Dried blueberries pack a nutritional punch. They are low in sodium and in calories, offering 127 calories per one-quarter cup, and they contain no cholesterol. In addition, these fruits contain nutrients that are vital for your health. There are many ways for you to enjoy these sweet treats. You can make a smoothie by blending dried blueberries and a banana with a low-fat milk or add blueberries to hot oatmeal.
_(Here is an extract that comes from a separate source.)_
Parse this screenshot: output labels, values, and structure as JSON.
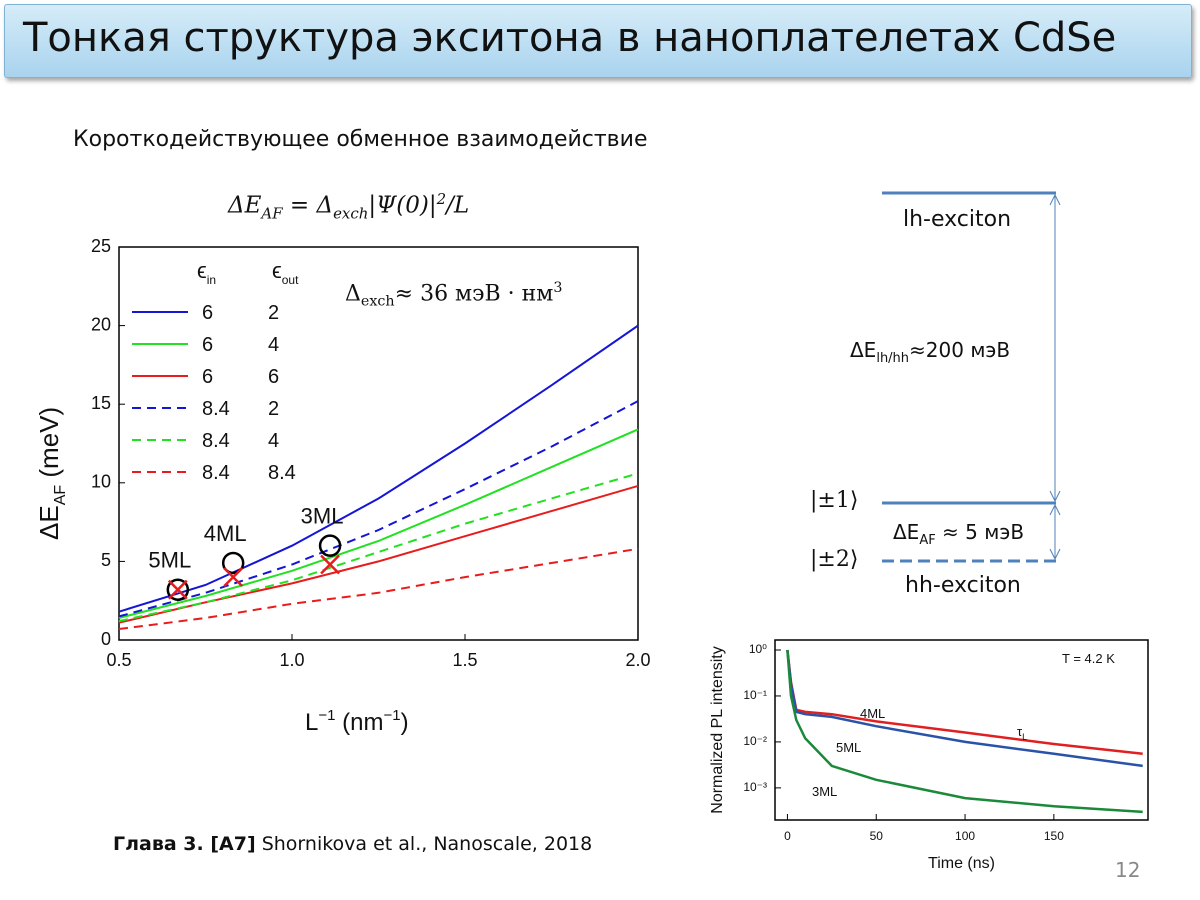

It Keeps Your Bones Strong and Healthy
Dried blueberries are rich in vitamin K, providing about 23.8 micrograms of the vitamin per one-quarter cup. This amount equates to 20 to 26 percent of the recommended daily value for vitamin K. Vitamin K helps your blood clot properly and plays a crucial role in your bone health. Furthermore, vitamin K helps your body use calcium to build bones. Evidence suggests that vitamin K helps cut the risk of bone fractures, especially in postmenopausal women who are at risk for osteoporosis, according to the University of Maryland Medical Center.
It Combats Free Radicals
One-quarter cup of dried blueberries contains about 9.5 milligrams of vitamin C, meeting 11 to 13 percent of your daily needs. A water-soluble vitamin, vitamin C aids in bone growth and tissue repair. Your body needs vitamin C for healing wounds, as well as for repairing and maintaining your teeth and bones. Vitamin C also helps build collagen, which is a protein used to form ligaments, skin, blood vessels, tendons and cartilage. Collagen limits the damaging effects of free radicals through its antioxidant activity. Free radicals are unstable compounds that damage your DNA and may contribute to heart disease and cancer.
It Improves Your Cardiovascular Health
Dried blueberries are a rich source of anthocyanins, which are potent phytochemicals that give these fruits their blue color. Apart from this, anthocyanins help fight free radicals. Epidemiological and clinical studies have demonstrated an association between anthocyanins and improved cardiovascular health, according to a study published in the March 2010 issue of the journal "Nutrition Reviews." Also, human intervention studies using fresh or freeze-dried blueberries have shown notable improvements in metabolic risk factors such as glucose metabolism, lipid peroxidation, total plasma antioxidant capacity and low-density lipoprotein oxidation.